Dérèglement climatique : les cinq critiques récurrentes adressées au GIEC
Le Groupe d’experts intergouvernemental sur l’évolution du climat se réunit vendredi pour réfléchir aux conséquences du dérèglement climatique sur les terres.
Source le Monde les décodeurs par Mathilde Damgé et Gary Dagorn 2/8/2019 Le Groupe d’experts intergouvernemental sur l’évolution du climat (GIEC) se réunit, vendredi 2 août, à Genève (Suisse), pour évoquer les conséquences du dérèglement climatique sur les terres (méthodes agricoles, déforestation, sécurité alimentaire).
Cet organisme chargé de synthétiser l’état des connaissances scientifiques sur le changement climatique a un rôle central, mais il est mal connu et souffre de nombreuses critiques sur son fonctionnement ou ses rapports.

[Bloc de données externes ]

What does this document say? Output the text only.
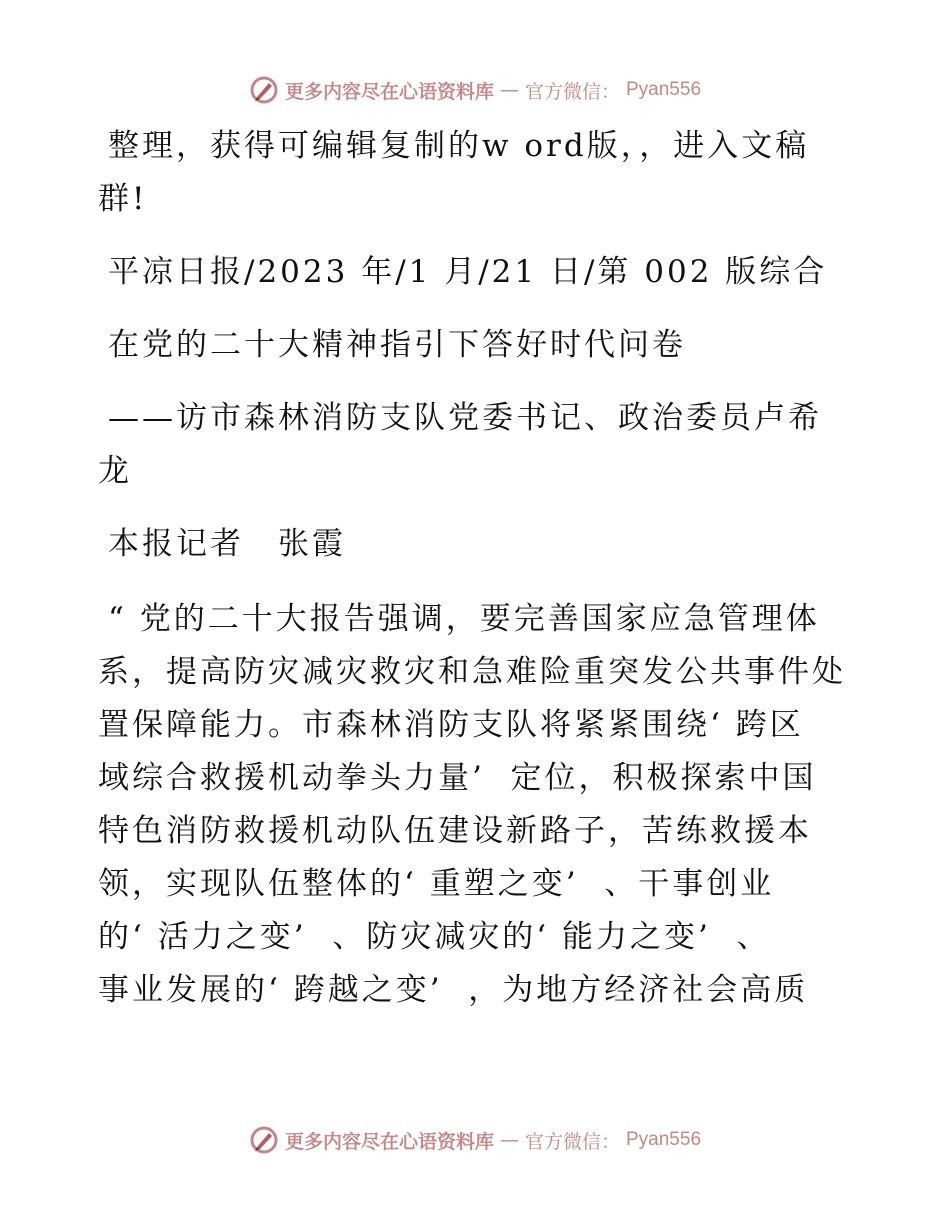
更多内容尽在心语资料库 — 官方微信： Pyan556

整理，获得可编辑复制的w ord版，，进入文稿

群!

平凉日报/2023 年/1 月/21 日/第 002 版综合

在党的二十大精神指引下答好时代问卷

——访市森林消防支队党委书记、政治委员卢希

龙

本报记者　张霞

“ 党的二十大报告强调，要完善国家应急管理体

系，提高防灾减灾救灾和急难险重突发公共事件处

置保障能力。市森林消防支队将紧紧围绕‘ 跨区

域综合救援机动拳头力量’  定位，积极探索中国

特色消防救援机动队伍建设新路子，苦练救援本

领，实现队伍整体的‘ 重塑之变’  、干事创业

的‘ 活力之变’  、防灾减灾的‘ 能力之变’  、

事业发展的‘ 跨越之变’  ，为地方经济社会高质

更多内容尽在心语资料库 — 官方微信： Pyan556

1. « C’est un groupe fermé auquel il est difficile de participer »
C’est l’une des idées reçues les plus répandues par les climatosceptiques au sujet du GIEC : celui-ci fonctionnerait comme un groupe fermé, en vase clos, empêchant la contradiction et les discussions d’émerger lors du processus de rédaction des rapports.
Ce processus d’écriture est au contraire ouvert, transparent, et implique un grand nombre de contributeurs.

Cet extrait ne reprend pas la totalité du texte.